The Tennessee Valley Authority (TVA) listed costs and time among several reasons for its preferred method to close its coal ash impoundments in place, rather than by removal, but the move has come under fire by environmental groups.

The federally owned corporation earlier this month released a final environmental impact statement (EIS) to support its goal to eliminate all wet coal combustion residual (CCR) storage at its coal plants by closing CCR impoundments across the TVA system. That measure will help the TVA meet new criteria and schedules for the management and closure of CCR facilities under the Environmental Protection Agency’s (EPA’s) CCR rule, it said.

The TVA explained that it has historically “managed storage” of CCR materials in ash impoundments or landfills. But after a dike at its Kingston coal-fired facility catastrophically failed in December 2008—unleashing the biggest coal ash spill in U.S. history—the company has changed tactics.

Stemming from a plan outlined in 2009, the company now wants to convert wet storage of CCRs to dry storage and close its ash impoundments on a project-by-project basis.

These ash ponds, many of which are decades old, vary in size from 10 acres to nearly 400 acres. The larger ones contain millions of cubic yards of CCR materials. The TVA’s coal fleet, for example, produced about 3.9 million tons of CCRs in 2015, about 34% of which was used or marketed. The rest was stored at the TVA’s 13 active landfills and impoundments in Tennessee, Alabama, and Kentucky.

The EIS, finalized this month, assessed the environmental effects of two specific primary ash impoundment closure methods for eight facilities. The first method, closure-in-place, involves dewatering the impoundment, stabilizing the CCR, and installing a cover system to keep new sources of water from mixing with the CCR material. The second method, closure-by-removal, entails dewatering and excavating the CCR material, transporting it to a lined landfill, reshaping the site, and then filling it with borrow material.

It deemed closure-in-place “more environmentally beneficial” than closure-by-removal, largely because the later method has “significantly greater transportation-related impacts,” and would take longer. Closure-by-removal is also more costly—”significantly more costly,” even, depending on the volume of CCR material to be moved—than closure-in-place, the TVA said.
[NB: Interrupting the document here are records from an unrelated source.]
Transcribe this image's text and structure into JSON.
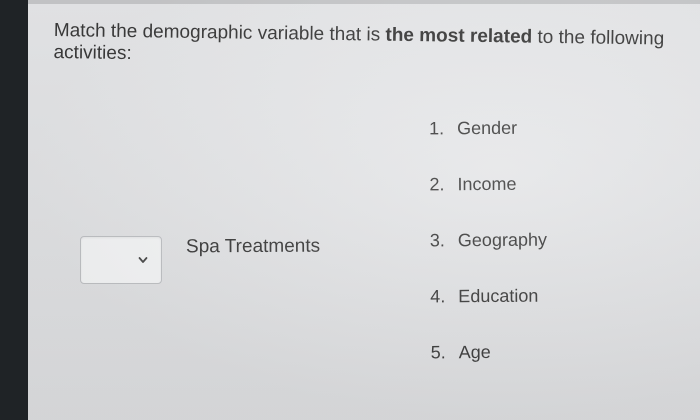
{
  "question": {
    "prefix": "Match the demographic variable that is ",
    "emphasis": "the most related",
    "suffix": " to the following activities:"
  },
  "activity": {
    "label": "Spa Treatments",
    "dropdown_value": "",
    "dropdown_icon": "chevron-down-icon"
  },
  "answers": [
    {
      "num": "1.",
      "label": "Gender"
    },
    {
      "num": "2.",
      "label": "Income"
    },
    {
      "num": "3.",
      "label": "Geography"
    },
    {
      "num": "4.",
      "label": "Education"
    },
    {
      "num": "5.",
      "label": "Age"
    }
  ],
  "colors": {
    "background": "#e6e7e9",
    "text": "#3a3a3a",
    "border": "#bfc1c4"
  }
}
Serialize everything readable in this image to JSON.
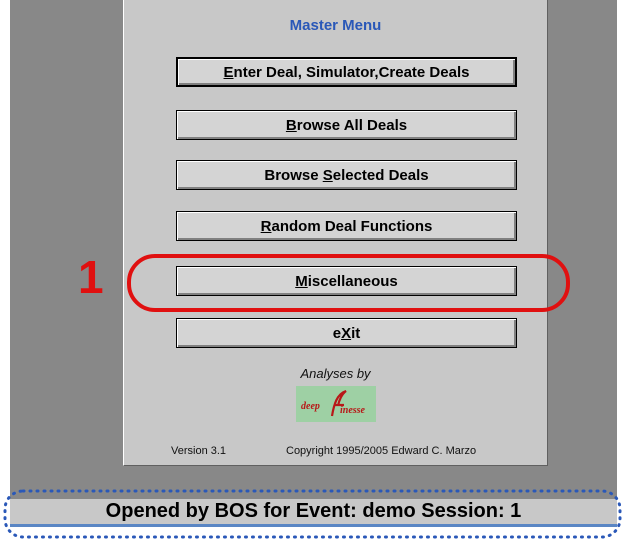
{
  "window": {
    "title": "Master Menu"
  },
  "menu": {
    "buttons": [
      {
        "label": "Enter Deal, Simulator,Create Deals",
        "mnemonic": "E"
      },
      {
        "label": "Browse All Deals",
        "mnemonic": "B"
      },
      {
        "label": "Browse Selected Deals",
        "mnemonic": "S"
      },
      {
        "label": "Random Deal Functions",
        "mnemonic": "R"
      },
      {
        "label": "Miscellaneous",
        "mnemonic": "M"
      },
      {
        "label": "eXit",
        "mnemonic": "X"
      }
    ]
  },
  "branding": {
    "analyses_label": "Analyses by",
    "logo_text": "deepfinesse",
    "logo_icon": "deep-finesse-logo"
  },
  "footer": {
    "version": "Version 3.1",
    "copyright": "Copyright 1995/2005 Edward C. Marzo"
  },
  "status_bar": {
    "text": "Opened by BOS for Event: demo  Session: 1"
  },
  "annotations": {
    "callout_number": "1",
    "highlight_color": "#e01010",
    "status_highlight_color": "#2a58b8"
  },
  "colors": {
    "title_blue": "#2a58b8",
    "panel_gray": "#c8c8c8",
    "desktop_gray": "#888888"
  }
}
Costs for closure-in-place range from between $3.5 million to $200 million, it said. That compares to costs for closure-by-removal of between $20 million to $2.3 billion, if CCRs are transported by truck, and between $23 million to $2.1 billion, if transported by train.

Meanwhile, both methods reduce groundwater contamination—though it noted closure-by-removal reduces groundwater contamination more than closure-in-place over the long term where CCR is in the groundwater.

The EIS also underscores that based on technical studies to support its CCR Rule, the EPA observed, “that most facilities would be closed in place because of the difficulty of removing CCRs and notably higher costs and it assumed in its regulatory impact analysis that all facilities would be closed in place.”

The TVA will continue to accept comments on its final EIS until July 9, but its preferred closure-in-place method has already ignited a firestorm.

Environmental groups have widely criticized the corporate agency for moving forward with a plan they say simply leaves “millions of tons of its coal ash in place to continue polluting indefinitely into groundwater and drinking water sources for communities” across Tennessee, Alabama, and Kentucky. The TVA’s own monitoring data shows that its coal ash sites are polluting groundwater, they posit.

One of the measure’s most vocal critics, the Southern Environmental Law Center (SELC), noted that utilities in North Carolina and South Carolina are cleaning up sites by excavating coal ash ponds to dry, lined storage away from waterways.

“We’re incredulous that TVA, the poster child for coal ash mismanagement thanks to the Kingston disaster, continues to push forward blindly with a plan that ensures ongoing pollution for decades to come,” said Amanda Garcia, staff attorney in SELC’s Nashville Office in a statement on June 10.